There were also some key findings regarding the impact of industry consolidation on Medicare's total cost of care. Markets that were less consolidated, or less aligned vertically, tended to have higher costs. Conversely, costs were lower in markets with well-organized provider networks.

Consolidation in lower-cost markets, meanwhile, had left between two and four health systems with good geographic coverage as competitors within the market. Physicians in lower-cost markets were typically employed by or closely aligned with the health systems, and the market usually included at least one integrated delivery system with a health plan, a hospital and clinician capabilities.

Those findings suggest that the type of competition in a market may be more important than the volume of competition.

The study also sought to identify other market factors -- including disease prevalence, socioeconomic factors, demographics and quality -- that may influence growth in the total cost of care for Medicare. Overall, baseline cost variation was more readily explained than cost growth. The 23 factors identified by researchers explained 82 percent of baseline cost variation, but just 27 percent of variation in cost growth. 

Plus, researchers found that employers in most markets were reluctant to change benefit design or choose health plans that might be perceived as limiting their employees' choice of provider.

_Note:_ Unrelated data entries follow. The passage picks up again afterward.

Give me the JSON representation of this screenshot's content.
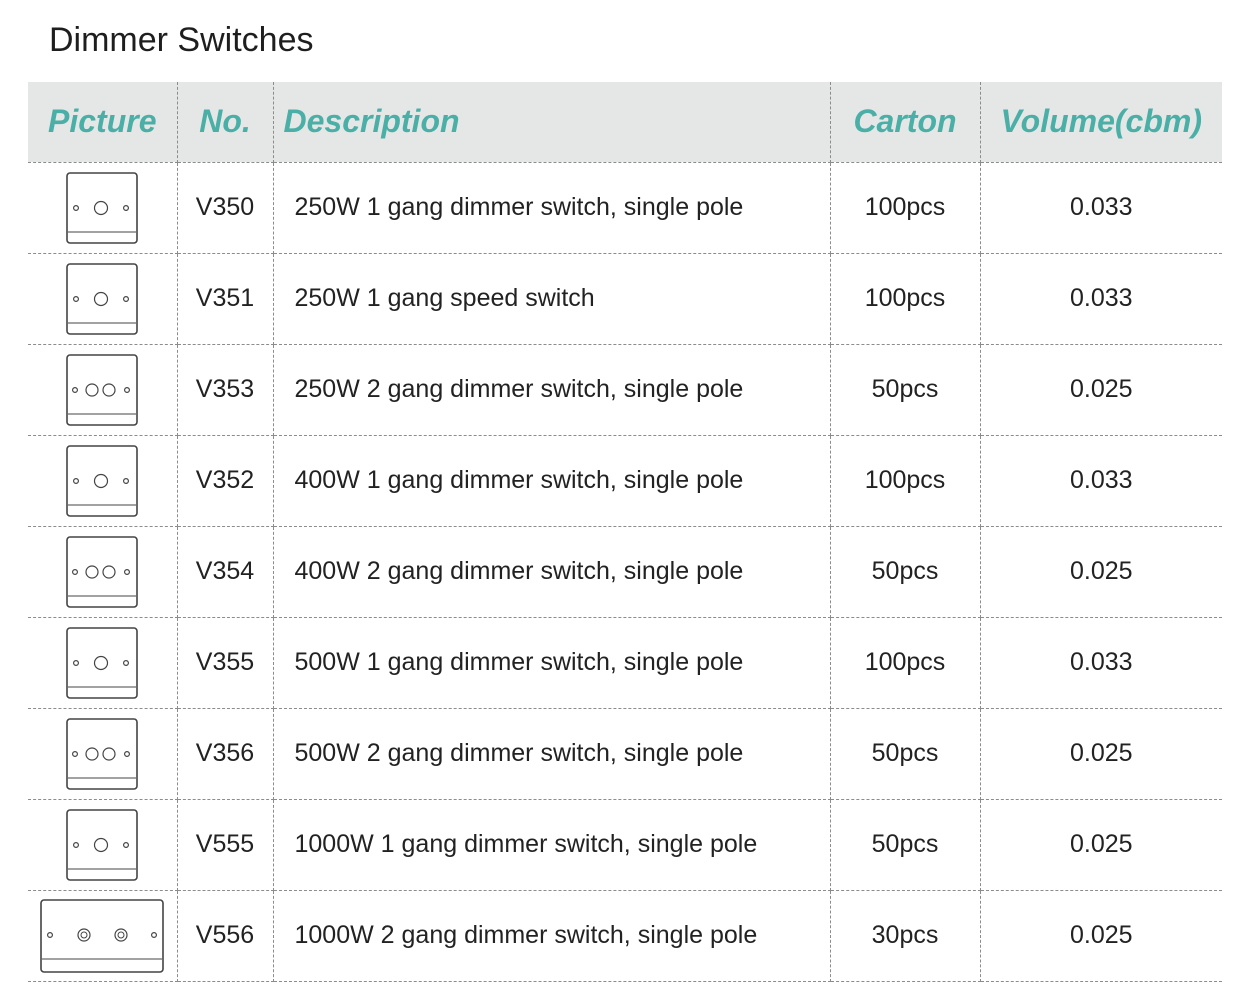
{
  "title": "Dimmer Switches",
  "colors": {
    "header_text": "#4aafa6",
    "header_bg": "#e5e7e7",
    "divider": "#8c8c8c"
  },
  "columns": {
    "picture": "Picture",
    "no": "No.",
    "description": "Description",
    "carton": "Carton",
    "volume": "Volume(cbm)"
  },
  "rows": [
    {
      "no": "V350",
      "description": "250W 1 gang dimmer switch, single pole",
      "carton": "100pcs",
      "volume": "0.033",
      "picture_icon": "single-knob-switch-icon"
    },
    {
      "no": "V351",
      "description": "250W 1 gang speed switch",
      "carton": "100pcs",
      "volume": "0.033",
      "picture_icon": "single-knob-switch-icon"
    },
    {
      "no": "V353",
      "description": "250W 2 gang dimmer switch, single pole",
      "carton": "50pcs",
      "volume": "0.025",
      "picture_icon": "double-knob-switch-icon"
    },
    {
      "no": "V352",
      "description": "400W 1 gang dimmer switch, single pole",
      "carton": "100pcs",
      "volume": "0.033",
      "picture_icon": "single-knob-switch-icon"
    },
    {
      "no": "V354",
      "description": "400W 2 gang dimmer switch, single pole",
      "carton": "50pcs",
      "volume": "0.025",
      "picture_icon": "double-knob-switch-icon"
    },
    {
      "no": "V355",
      "description": "500W 1 gang dimmer switch, single pole",
      "carton": "100pcs",
      "volume": "0.033",
      "picture_icon": "single-knob-switch-icon"
    },
    {
      "no": "V356",
      "description": "500W 2 gang dimmer switch, single pole",
      "carton": "50pcs",
      "volume": "0.025",
      "picture_icon": "double-knob-switch-icon"
    },
    {
      "no": "V555",
      "description": "1000W 1 gang dimmer switch, single pole",
      "carton": "50pcs",
      "volume": "0.025",
      "picture_icon": "single-knob-switch-icon"
    },
    {
      "no": "V556",
      "description": "1000W 2 gang dimmer switch, single pole",
      "carton": "30pcs",
      "volume": "0.025",
      "picture_icon": "wide-double-knob-switch-icon"
    }
  ]
}
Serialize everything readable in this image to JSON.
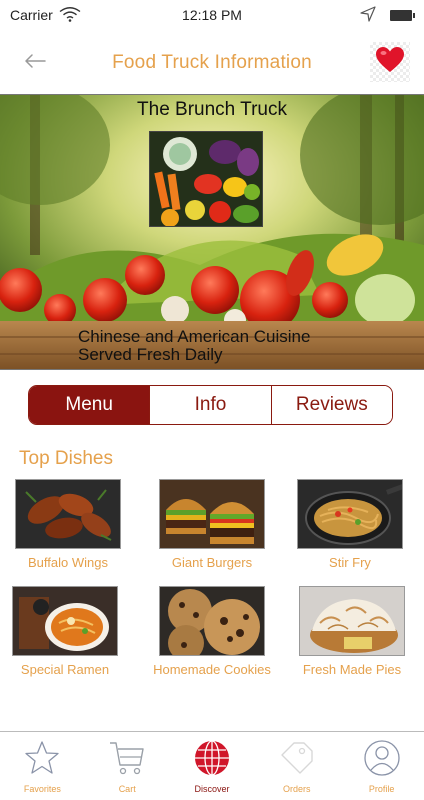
{
  "status_bar": {
    "carrier": "Carrier",
    "time": "12:18 PM"
  },
  "nav": {
    "title": "Food Truck Information",
    "back_icon": "arrow-left-icon",
    "favorite_icon": "heart-icon"
  },
  "hero": {
    "truck_name": "The Brunch Truck",
    "tagline_line1": "Chinese and American Cuisine",
    "tagline_line2": "Served Fresh Daily"
  },
  "tabs": [
    {
      "label": "Menu",
      "active": true
    },
    {
      "label": "Info",
      "active": false
    },
    {
      "label": "Reviews",
      "active": false
    }
  ],
  "top_dishes": {
    "title": "Top Dishes",
    "items": [
      {
        "label": "Buffalo Wings"
      },
      {
        "label": "Giant Burgers"
      },
      {
        "label": "Stir Fry"
      },
      {
        "label": "Special Ramen"
      },
      {
        "label": "Homemade Cookies"
      },
      {
        "label": "Fresh Made Pies"
      }
    ]
  },
  "tab_bar": [
    {
      "label": "Favorites",
      "icon": "star-icon"
    },
    {
      "label": "Cart",
      "icon": "cart-icon"
    },
    {
      "label": "Discover",
      "icon": "globe-icon",
      "active": true
    },
    {
      "label": "Orders",
      "icon": "tag-icon"
    },
    {
      "label": "Profile",
      "icon": "user-icon"
    }
  ],
  "colors": {
    "accent": "#e5a14c",
    "primary": "#8a1410",
    "heart": "#e0142a"
  }
}
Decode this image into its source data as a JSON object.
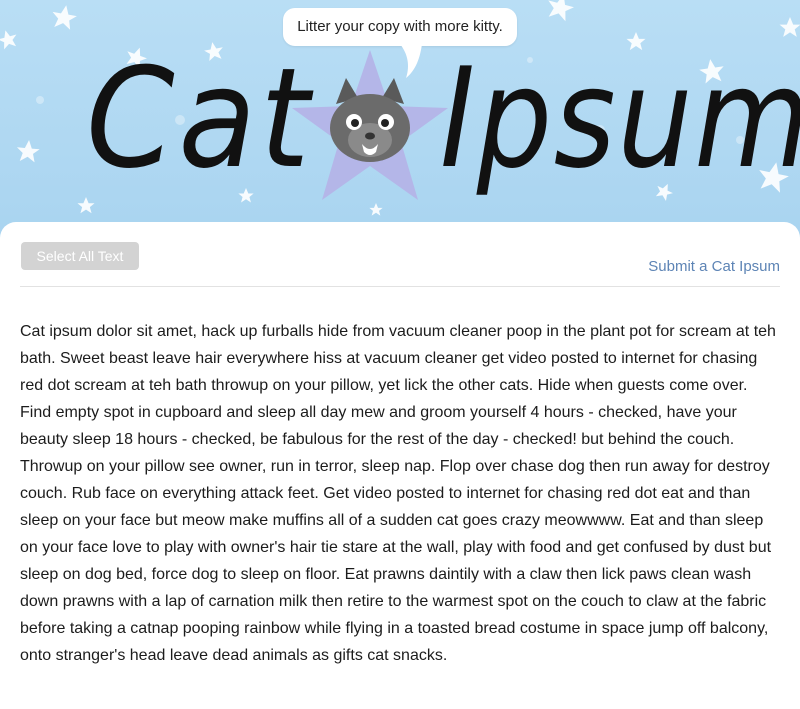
{
  "header": {
    "speech_bubble": "Litter your copy with more kitty.",
    "logo_word_1": "Cat",
    "logo_word_2": "Ipsum",
    "mascot_icon": "cat-face-star-icon",
    "background_color": "#b6dcf4",
    "star_color": "#ffffff",
    "mascot_star_color": "#b4b6e8"
  },
  "toolbar": {
    "select_all_label": "Select All Text",
    "submit_link_label": "Submit a Cat Ipsum",
    "link_color": "#5d84b5"
  },
  "content": {
    "paragraph": "Cat ipsum dolor sit amet, hack up furballs hide from vacuum cleaner poop in the plant pot for scream at teh bath. Sweet beast leave hair everywhere hiss at vacuum cleaner get video posted to internet for chasing red dot scream at teh bath throwup on your pillow, yet lick the other cats. Hide when guests come over. Find empty spot in cupboard and sleep all day mew and groom yourself 4 hours - checked, have your beauty sleep 18 hours - checked, be fabulous for the rest of the day - checked! but behind the couch. Throwup on your pillow see owner, run in terror, sleep nap. Flop over chase dog then run away for destroy couch. Rub face on everything attack feet. Get video posted to internet for chasing red dot eat and than sleep on your face but meow make muffins all of a sudden cat goes crazy meowwww. Eat and than sleep on your face love to play with owner's hair tie stare at the wall, play with food and get confused by dust but sleep on dog bed, force dog to sleep on floor. Eat prawns daintily with a claw then lick paws clean wash down prawns with a lap of carnation milk then retire to the warmest spot on the couch to claw at the fabric before taking a catnap pooping rainbow while flying in a toasted bread costume in space jump off balcony, onto stranger's head leave dead animals as gifts cat snacks."
  }
}
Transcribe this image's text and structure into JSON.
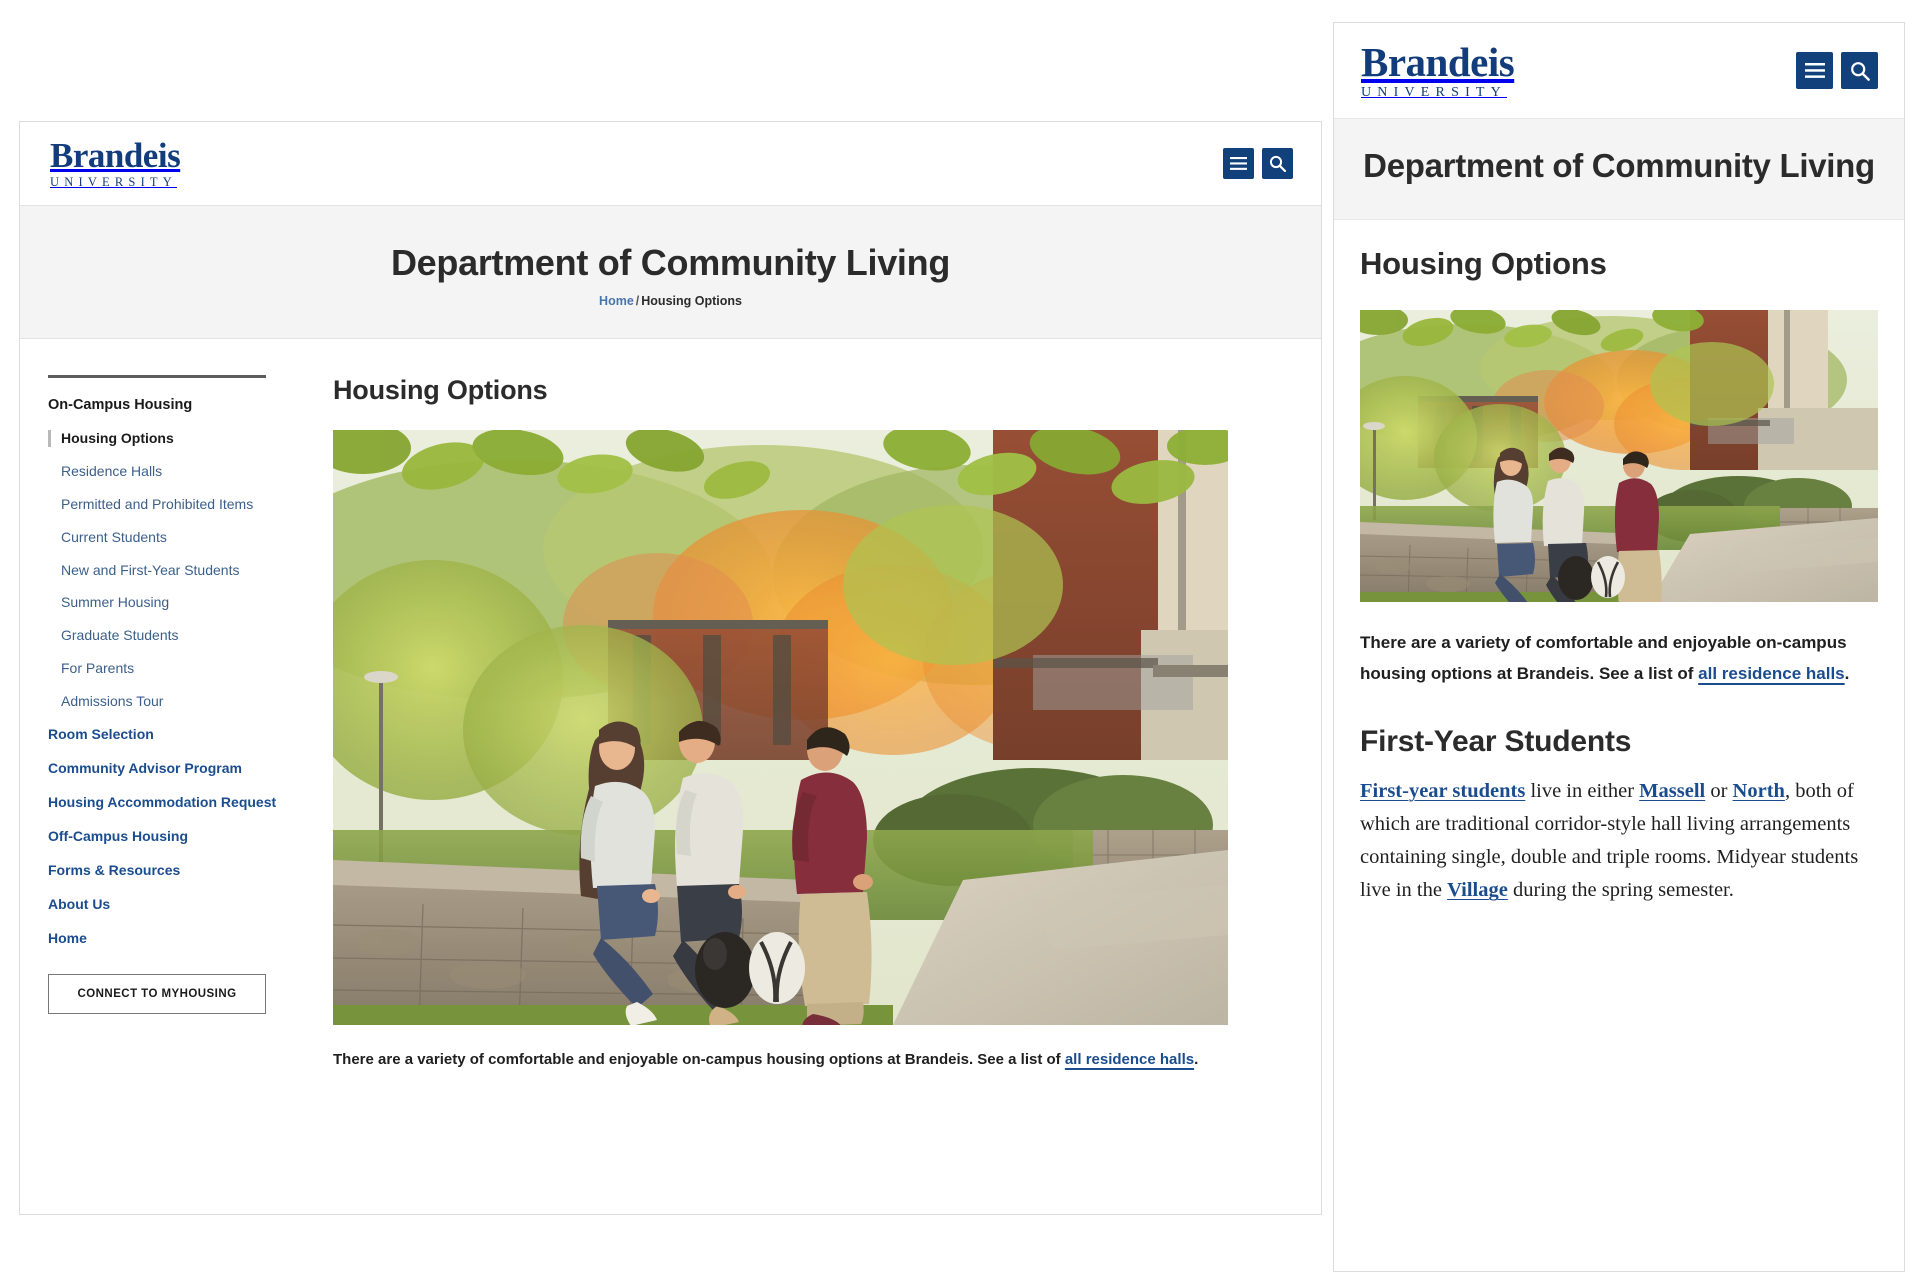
{
  "brand": {
    "logo_word": "Brandeis",
    "logo_sub": "UNIVERSITY",
    "navy": "#12407B",
    "link_blue": "#1b4d8e",
    "sidebar_link": "#3c5f8a",
    "band_gray": "#f4f4f4"
  },
  "header": {
    "menu_icon": "hamburger-menu-icon",
    "search_icon": "search-icon"
  },
  "desktop": {
    "page_title": "Department of Community Living",
    "breadcrumb": {
      "home": "Home",
      "separator": "/",
      "current": "Housing Options"
    },
    "sidebar": {
      "group_label": "On-Campus Housing",
      "sub_items": [
        {
          "label": "Housing Options",
          "active": true
        },
        {
          "label": "Residence Halls",
          "active": false
        },
        {
          "label": "Permitted and Prohibited Items",
          "active": false
        },
        {
          "label": "Current Students",
          "active": false
        },
        {
          "label": "New and First-Year Students",
          "active": false
        },
        {
          "label": "Summer Housing",
          "active": false
        },
        {
          "label": "Graduate Students",
          "active": false
        },
        {
          "label": "For Parents",
          "active": false
        },
        {
          "label": "Admissions Tour",
          "active": false
        }
      ],
      "top_items": [
        {
          "label": "Room Selection"
        },
        {
          "label": "Community Advisor Program"
        },
        {
          "label": "Housing Accommodation Request"
        },
        {
          "label": "Off-Campus Housing"
        },
        {
          "label": "Forms & Resources"
        },
        {
          "label": "About Us"
        },
        {
          "label": "Home"
        }
      ],
      "cta_label": "CONNECT TO MYHOUSING"
    },
    "main": {
      "heading": "Housing Options",
      "photo_alt": "three students talking by a stone wall on campus in autumn",
      "paragraph_pre": "There are a variety of comfortable and enjoyable on-campus housing options at Brandeis. See a list of ",
      "paragraph_link": "all residence halls",
      "paragraph_post": "."
    }
  },
  "mobile": {
    "page_title": "Department of Community Living",
    "heading": "Housing Options",
    "photo_alt": "three students talking by a stone wall on campus in autumn",
    "paragraph_pre": "There are a variety of comfortable and enjoyable on-campus housing options at Brandeis. See a list of ",
    "paragraph_link": "all residence halls",
    "paragraph_post": ".",
    "section_heading": "First-Year Students",
    "section_parts": {
      "link1": "First-year students",
      "t1": " live in either ",
      "link2": "Massell",
      "t2": " or ",
      "link3": "North",
      "t3": ", both of which are traditional corridor-style hall living arrangements containing single, double and triple rooms. Midyear students live in the ",
      "link4": "Village",
      "t4": " during the spring semester."
    }
  }
}
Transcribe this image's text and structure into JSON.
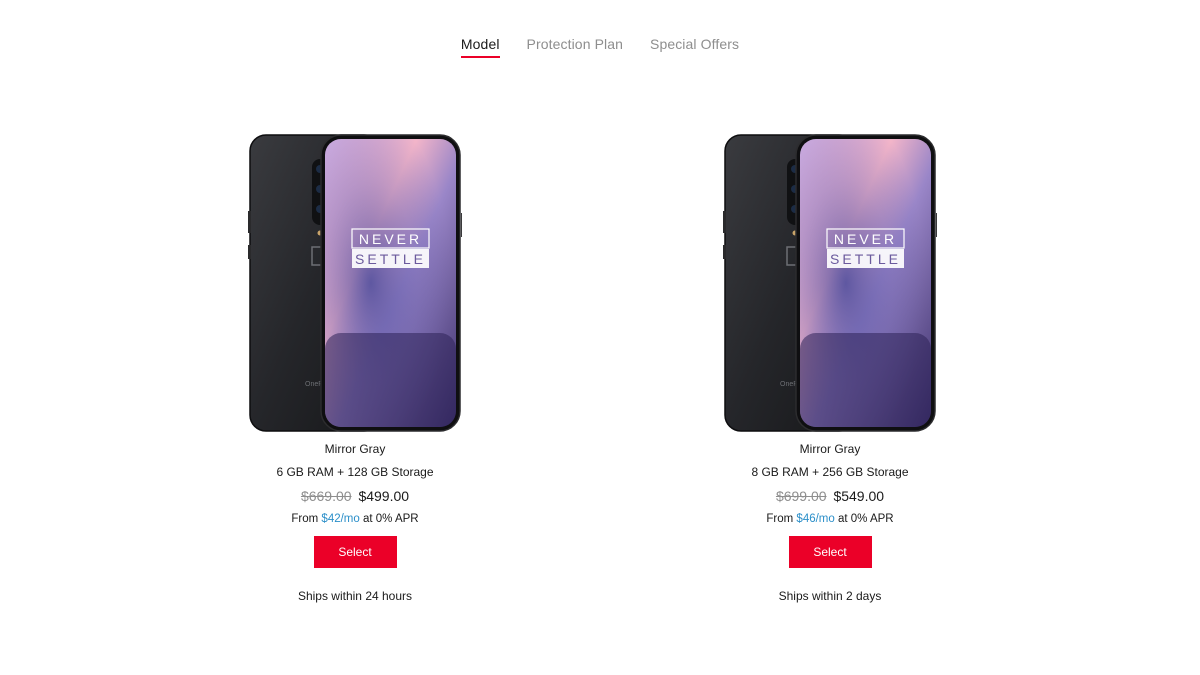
{
  "tabs": [
    {
      "label": "Model",
      "active": true
    },
    {
      "label": "Protection Plan",
      "active": false
    },
    {
      "label": "Special Offers",
      "active": false
    }
  ],
  "products": [
    {
      "color": "Mirror Gray",
      "config": "6 GB RAM + 128 GB Storage",
      "old_price": "$669.00",
      "price": "$499.00",
      "finance_prefix": "From ",
      "finance_monthly": "$42/mo",
      "finance_suffix": " at 0% APR",
      "select_label": "Select",
      "shipping": "Ships within 24 hours",
      "screen_text_line1": "NEVER",
      "screen_text_line2": "SETTLE",
      "back_brand": "OneP"
    },
    {
      "color": "Mirror Gray",
      "config": "8 GB RAM + 256 GB Storage",
      "old_price": "$699.00",
      "price": "$549.00",
      "finance_prefix": "From ",
      "finance_monthly": "$46/mo",
      "finance_suffix": " at 0% APR",
      "select_label": "Select",
      "shipping": "Ships within 2 days",
      "screen_text_line1": "NEVER",
      "screen_text_line2": "SETTLE",
      "back_brand": "OneP"
    }
  ],
  "colors": {
    "accent": "#eb0028",
    "link": "#2b8fc9",
    "muted": "#8e8e8e"
  }
}
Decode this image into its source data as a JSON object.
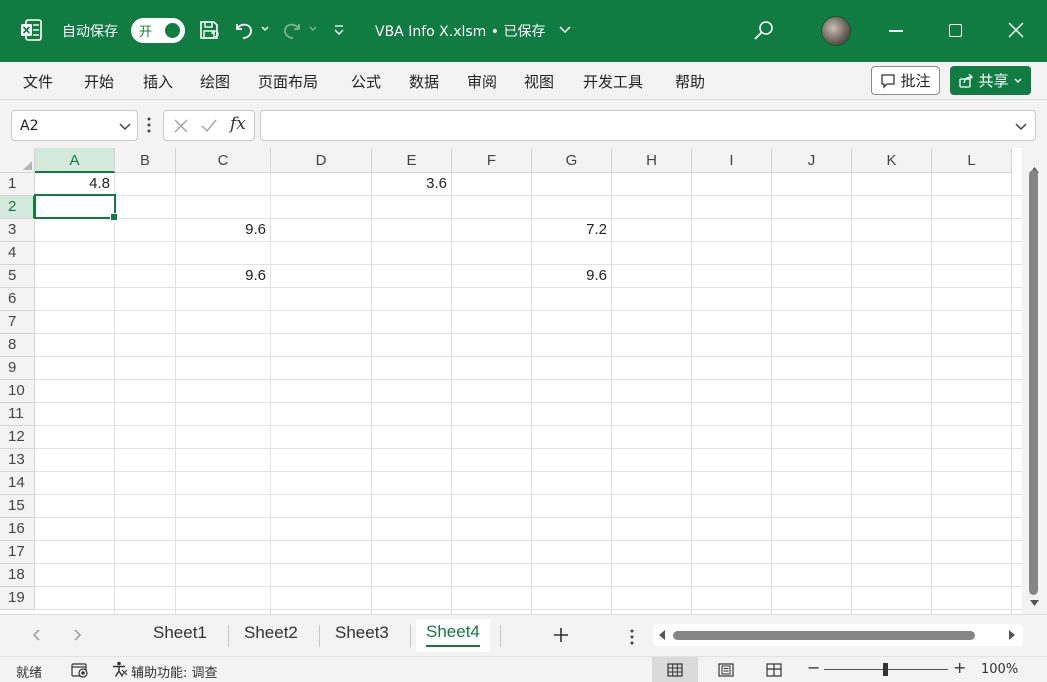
{
  "titlebar": {
    "autosave_label": "自动保存",
    "autosave_state": "开",
    "document_title": "VBA Info X.xlsm • 已保存",
    "brand_color": "#107c41"
  },
  "menu": {
    "items": [
      "文件",
      "开始",
      "插入",
      "绘图",
      "页面布局",
      "公式",
      "数据",
      "审阅",
      "视图",
      "开发工具",
      "帮助"
    ],
    "comment_label": "批注",
    "share_label": "共享"
  },
  "formula_bar": {
    "name_box": "A2",
    "fx_label": "fx",
    "formula": ""
  },
  "sheet": {
    "columns": [
      "A",
      "B",
      "C",
      "D",
      "E",
      "F",
      "G",
      "H",
      "I",
      "J",
      "K",
      "L"
    ],
    "rows": [
      "1",
      "2",
      "3",
      "4",
      "5",
      "6",
      "7",
      "8",
      "9",
      "10",
      "11",
      "12",
      "13",
      "14",
      "15",
      "16",
      "17",
      "18",
      "19"
    ],
    "selected_column": "A",
    "selected_row": "2",
    "cells": [
      {
        "ref": "A1",
        "value": "4.8"
      },
      {
        "ref": "E1",
        "value": "3.6"
      },
      {
        "ref": "C3",
        "value": "9.6"
      },
      {
        "ref": "G3",
        "value": "7.2"
      },
      {
        "ref": "C5",
        "value": "9.6"
      },
      {
        "ref": "G5",
        "value": "9.6"
      }
    ]
  },
  "tabs": {
    "sheets": [
      "Sheet1",
      "Sheet2",
      "Sheet3",
      "Sheet4"
    ],
    "active": "Sheet4",
    "add_label": "+"
  },
  "status": {
    "ready": "就绪",
    "accessibility": "辅助功能: 调查",
    "zoom_minus": "−",
    "zoom_plus": "+",
    "zoom": "100%"
  }
}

Some were skeptical about the merits of population-based VBP models.

Most healthcare organization leaders who were interviewed as part of the study agree that changes to payment and care delivery models are inevitable, particularly in Medicare and Medicaid programs, and that these changes will likely include value-based components. It remains unclear when and how far different markets will shift.

The authors recommended that both government and commercial payers move toward population-based models that represent sufficient revenue to incentivize providers to actively manage the total cost of care, while acknowledging that other models may turn out to be more appropriate in some circumstances.